Data Engineering Internship



Data Science
San Jose, CA, USA
Posted on Friday, October 20, 2023

Vectra® is the leader in AI-driven threat detection and response for hybrid and multi-cloud enterprises.

The Vectra AI Platform delivers integrated signal across public cloud, SaaS, identity, and data center networks in a single platform. Powered by patented Attack Signal Intelligence, it empowers security teams to rapidly prioritize, investigate and respond to the most advanced cyber-attacks. With 35 patents in AI-driven threat detection and the most vendor references in MITRE D3FEND, organizations worldwide rely on the Vectra AI to move at the speed and scale of hybrid attackers. For more information, visit

Position Overview

Detecting attackers in real-time requires robust data pipelines that enable machine learning and statistical techniques. As an intern for the Data Engineering team, you will help transform rich network traffic data, cloud log data into meaningful features and develop data systems for collecting algorithm telemetry. You will be involved with building pipelines and tools for both on-prem and cloud deployments while collaborating with Data Scientists and Software Engineers in the process.
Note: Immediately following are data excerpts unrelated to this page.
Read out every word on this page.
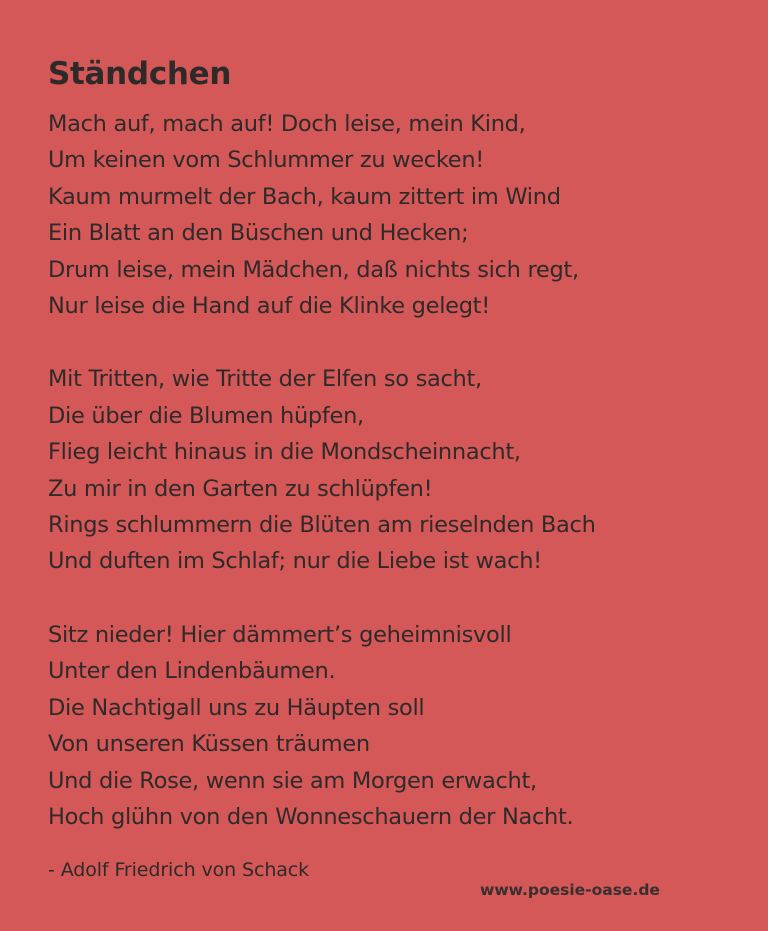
Ständchen
Mach auf, mach auf! Doch leise, mein Kind,
Um keinen vom Schlummer zu wecken!
Kaum murmelt der Bach, kaum zittert im Wind
Ein Blatt an den Büschen und Hecken;
Drum leise, mein Mädchen, daß nichts sich regt,
Nur leise die Hand auf die Klinke gelegt!
Mit Tritten, wie Tritte der Elfen so sacht,
Die über die Blumen hüpfen,
Flieg leicht hinaus in die Mondscheinnacht,
Zu mir in den Garten zu schlüpfen!
Rings schlummern die Blüten am rieselnden Bach
Und duften im Schlaf; nur die Liebe ist wach!
Sitz nieder! Hier dämmert’s geheimnisvoll
Unter den Lindenbäumen.
Die Nachtigall uns zu Häupten soll
Von unseren Küssen träumen
Und die Rose, wenn sie am Morgen erwacht,
Hoch glühn von den Wonneschauern der Nacht.
- Adolf Friedrich von Schack
www.poesie-oase.de
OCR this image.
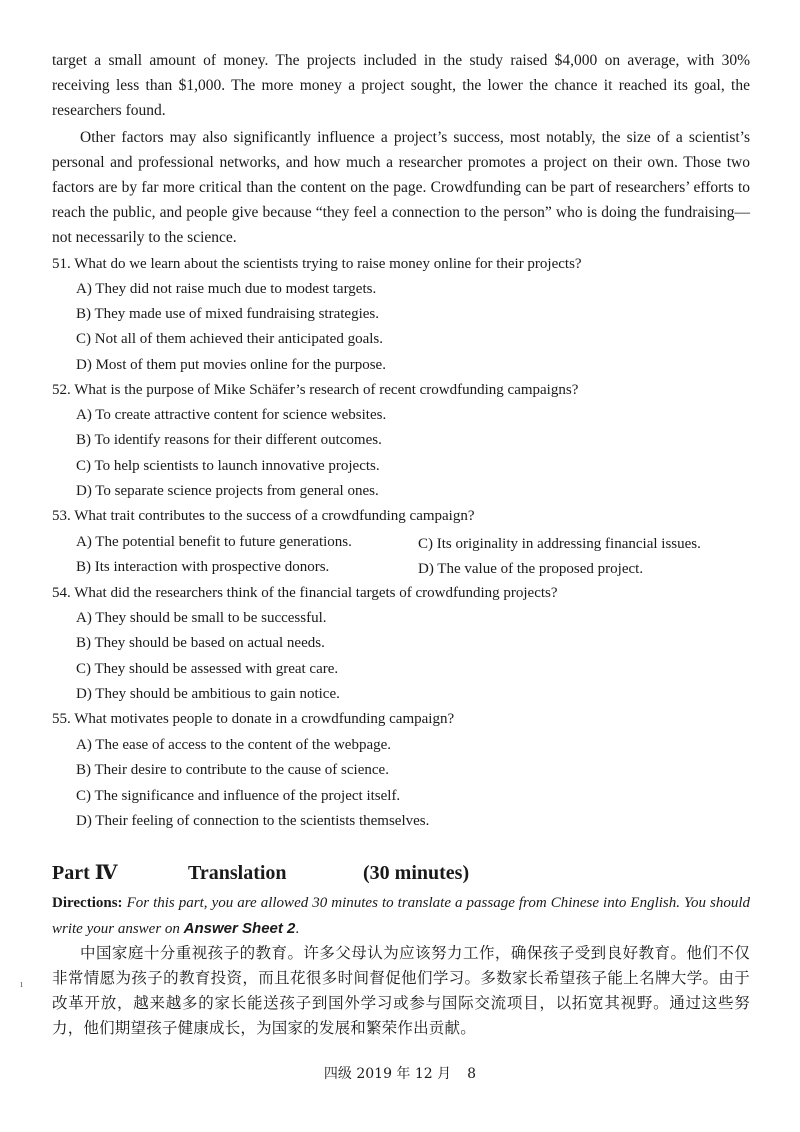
target a small amount of money. The projects included in the study raised $4,000 on average, with 30% receiving less than $1,000. The more money a project sought, the lower the chance it reached its goal, the researchers found.

Other factors may also significantly influence a project’s success, most notably, the size of a scientist’s personal and professional networks, and how much a researcher promotes a project on their own. Those two factors are by far more critical than the content on the page. Crowdfunding can be part of researchers’ efforts to reach the public, and people give because “they feel a connection to the person” who is doing the fundraising—not necessarily to the science.

51. What do we learn about the scientists trying to raise money online for their projects?
A) They did not raise much due to modest targets.
B) They made use of mixed fundraising strategies.
C) Not all of them achieved their anticipated goals.
D) Most of them put movies online for the purpose.
52. What is the purpose of Mike Schäfer’s research of recent crowdfunding campaigns?
A) To create attractive content for science websites.
B) To identify reasons for their different outcomes.
C) To help scientists to launch innovative projects.
D) To separate science projects from general ones.
53. What trait contributes to the success of a crowdfunding campaign?
A) The potential benefit to future generations.	C) Its originality in addressing financial issues.
B) Its interaction with prospective donors.	D) The value of the proposed project.
54. What did the researchers think of the financial targets of crowdfunding projects?
A) They should be small to be successful.
B) They should be based on actual needs.
C) They should be assessed with great care.
D) They should be ambitious to gain notice.
55. What motivates people to donate in a crowdfunding campaign?
A) The ease of access to the content of the webpage.
B) Their desire to contribute to the cause of science.
C) The significance and influence of the project itself.
D) Their feeling of connection to the scientists themselves.
Part Ⅳ	Translation	(30 minutes)

Directions: For this part, you are allowed 30 minutes to translate a passage from Chinese into English. You should write your answer on Answer Sheet 2.

中国家庭十分重视孩子的教育。许多父母认为应该努力工作，确保孩子受到良好教育。他们不仅非常情愿为孩子的教育投资，而且花很多时间督促他们学习。多数家长希望孩子能上名牌大学。由于改革开放，越来越多的家长能送孩子到国外学习或参与国际交流项目，以拓宽其视野。通过这些努力，他们期望孩子健康成长，为国家的发展和繁荣作出贡献。

ı
四级 2019 年 12 月 8
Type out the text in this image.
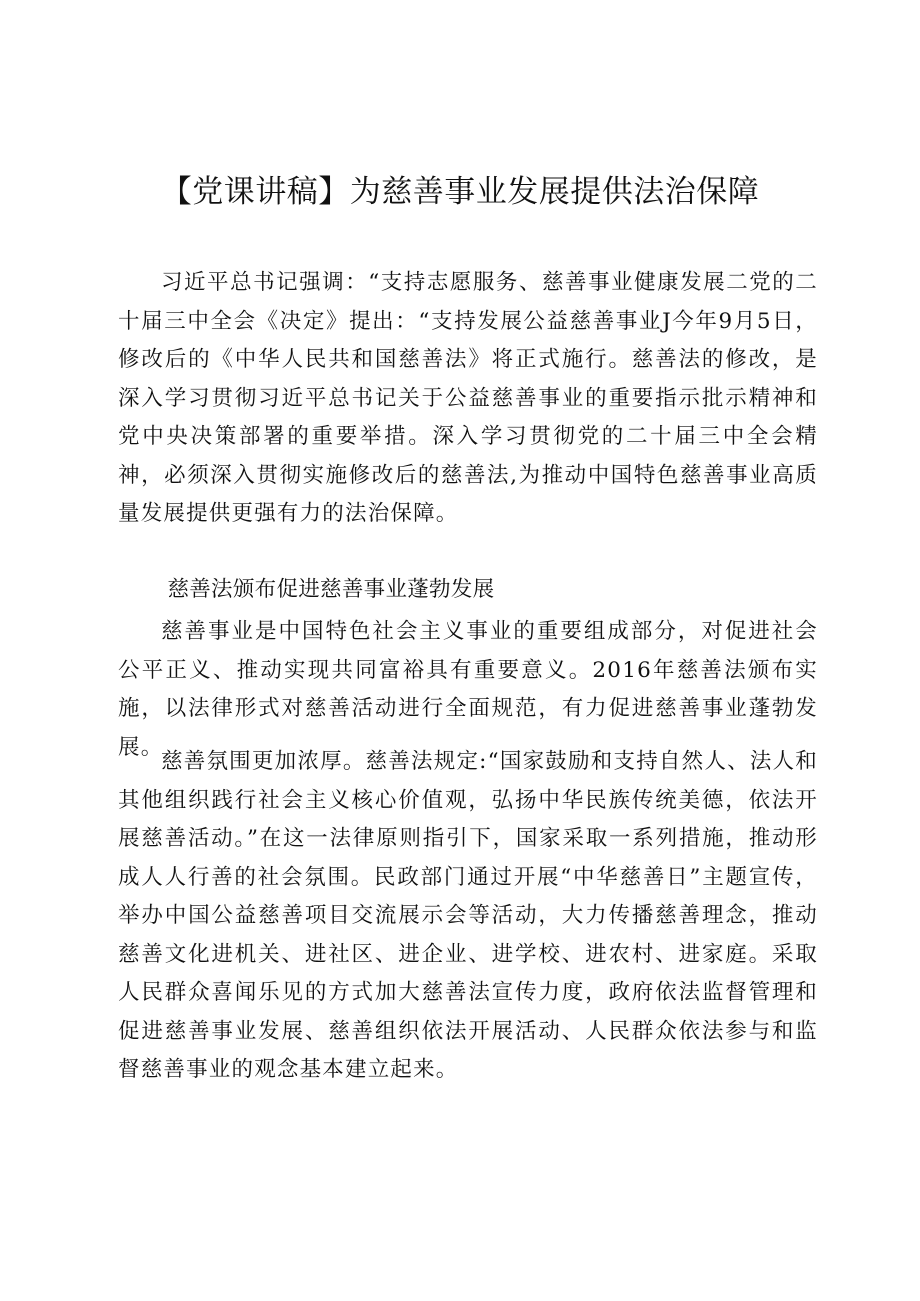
【党课讲稿】为慈善事业发展提供法治保障

习近平总书记强调：“支持志愿服务、慈善事业健康发展二党的二十届三中全会《决定》提出：“支持发展公益慈善事业J今年9月5日，修改后的《中华人民共和国慈善法》将正式施行。慈善法的修改，是深入学习贯彻习近平总书记关于公益慈善事业的重要指示批示精神和党中央决策部署的重要举措。深入学习贯彻党的二十届三中全会精神，必须深入贯彻实施修改后的慈善法,为推动中国特色慈善事业高质量发展提供更强有力的法治保障。

慈善法颁布促进慈善事业蓬勃发展

慈善事业是中国特色社会主义事业的重要组成部分，对促进社会公平正义、推动实现共同富裕具有重要意义。2016年慈善法颁布实施，以法律形式对慈善活动进行全面规范，有力促进慈善事业蓬勃发展。

慈善氛围更加浓厚。慈善法规定:“国家鼓励和支持自然人、法人和其他组织践行社会主义核心价值观，弘扬中华民族传统美德，依法开展慈善活动。”在这一法律原则指引下，国家采取一系列措施，推动形成人人行善的社会氛围。民政部门通过开展“中华慈善日”主题宣传，举办中国公益慈善项目交流展示会等活动，大力传播慈善理念，推动慈善文化进机关、进社区、进企业、进学校、进农村、进家庭。采取人民群众喜闻乐见的方式加大慈善法宣传力度，政府依法监督管理和促进慈善事业发展、慈善组织依法开展活动、人民群众依法参与和监督慈善事业的观念基本建立起来。
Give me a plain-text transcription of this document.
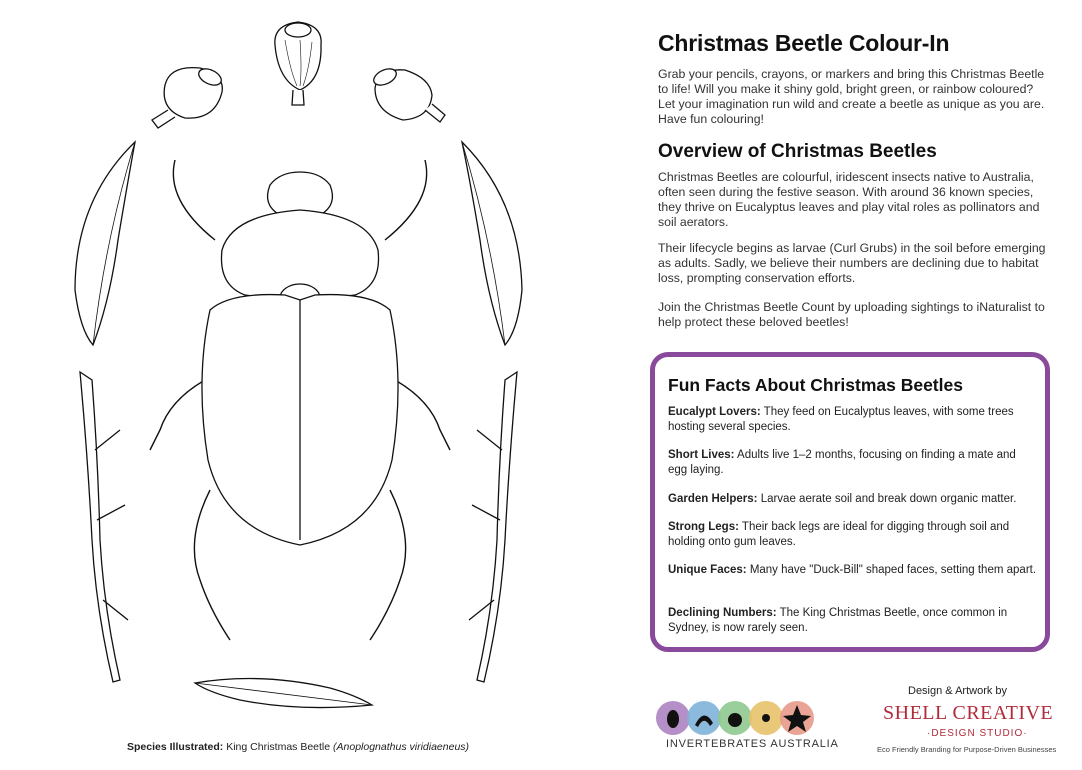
Species Illustrated: King Christmas Beetle (Anoplognathus viridiaeneus)
Christmas Beetle Colour-In

Grab your pencils, crayons, or markers and bring this Christmas Beetle to life! Will you make it shiny gold, bright green, or rainbow coloured? Let your imagination run wild and create a beetle as unique as you are. Have fun colouring!

Overview of Christmas Beetles

Christmas Beetles are colourful, iridescent insects native to Australia, often seen during the festive season. With around 36 known species, they thrive on Eucalyptus leaves and play vital roles as pollinators and soil aerators.

Their lifecycle begins as larvae (Curl Grubs) in the soil before emerging as adults. Sadly, we believe their numbers are declining due to habitat loss, prompting conservation efforts.

Join the Christmas Beetle Count by uploading sightings to iNaturalist to help protect these beloved beetles!

Fun Facts About Christmas Beetles
Eucalypt Lovers: They feed on Eucalyptus leaves, with some trees hosting several species.
Short Lives: Adults live 1–2 months, focusing on finding a mate and egg laying.
Garden Helpers: Larvae aerate soil and break down organic matter.
Strong Legs: Their back legs are ideal for digging through soil and holding onto gum leaves.
Unique Faces: Many have "Duck-Bill" shaped faces, setting them apart.
Declining Numbers: The King Christmas Beetle, once common in Sydney, is now rarely seen.
INVERTEBRATES AUSTRALIA
Design & Artwork by
SHELL CREATIVE
·DESIGN STUDIO·
Eco Friendly Branding for Purpose-Driven Businesses
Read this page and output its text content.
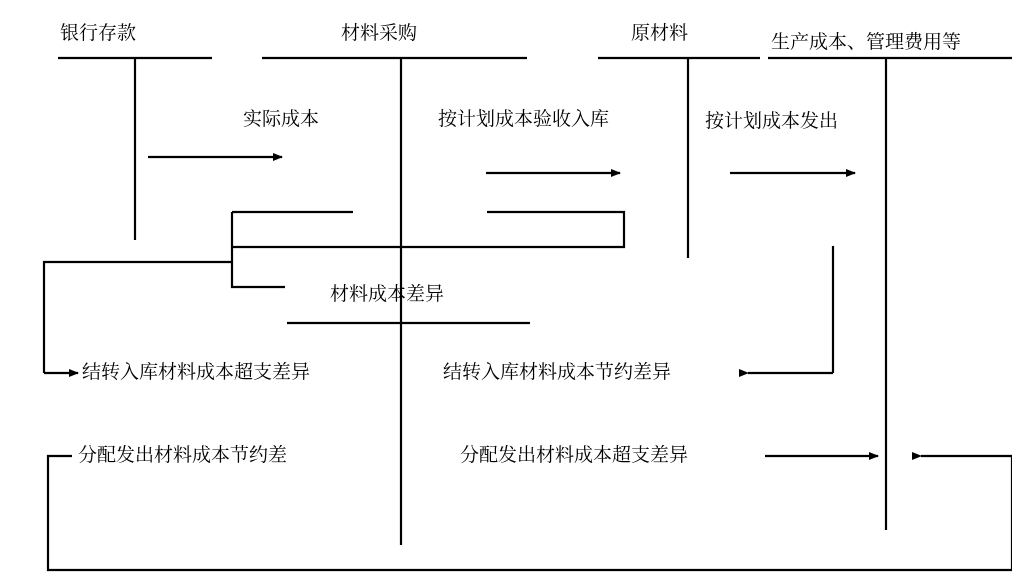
银行存款	材料采购	原材料	生产成本、管理费用等
材料成本差异
实际成本	按计划成本验收入库	按计划成本发出
结转入库材料成本超支差异	结转入库材料成本节约差异
分配发出材料成本节约差	分配发出材料成本超支差异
  • Work with the Data Engineers on the team to improve and develop new features enabling Data Scientists to access data in ways previously unavailable
  • Possible projects range from
    • Building out a data converter to parquet format and catalog using AWS Glue
    • Performing ETL on existing data to restructure time series data in a more accessible format
    • Automate the piping of network captures into a process to convert into metadata and load into Spark


  • Required
    • Working towards a BS or MS in Computer Science or related field
    • Strong programming skills with experience in Python, C++, or Java
    • Linux proficiency and shell scripting
  • Desirable
    • Experience with Docker, Kubernetes or other container orchestration tool
    • Experience working with AWS or GCP offerings
    • Experience with a source control system, preferably Git
    • Familiarity with Hadoop, Map/Reduce, Spark, and distributed computing
    • Understanding of data pipeline architectures (e.g. Lambda, Kappa)
    • Database hands-on experience (MySQL, MongoDB, couchdb, ElasticSearch, etc.)
    • Knowledge of real-time data pipelines (e.g. Kafka and Spark Streaming)
    • Experience with continuous integration and deployment workflows

Vectra provides a comprehensive total rewards package that supports the financial, physical, mental and overall health of our employees and their families. Compensation includes competitive base pay, incentive plan eligibility, and participation in the employee equity plan (stock options). Specific benefits offered varies by location, but commonly include health care insurance, income protection / life insurance, access to retirement savings plans, behavioral & emotional wellness services, generous time away from work, and a comprehensive employee recognition program.

Vectra is committed to creating a diverse environment and is proud to be an equal opportunity employer.

We are committed to equal employment opportunity regardless of race, color, ancestry, religion, sex, national origin, sexual orientation, age, citizenship, marital status, disability, gender identity or Veteran status.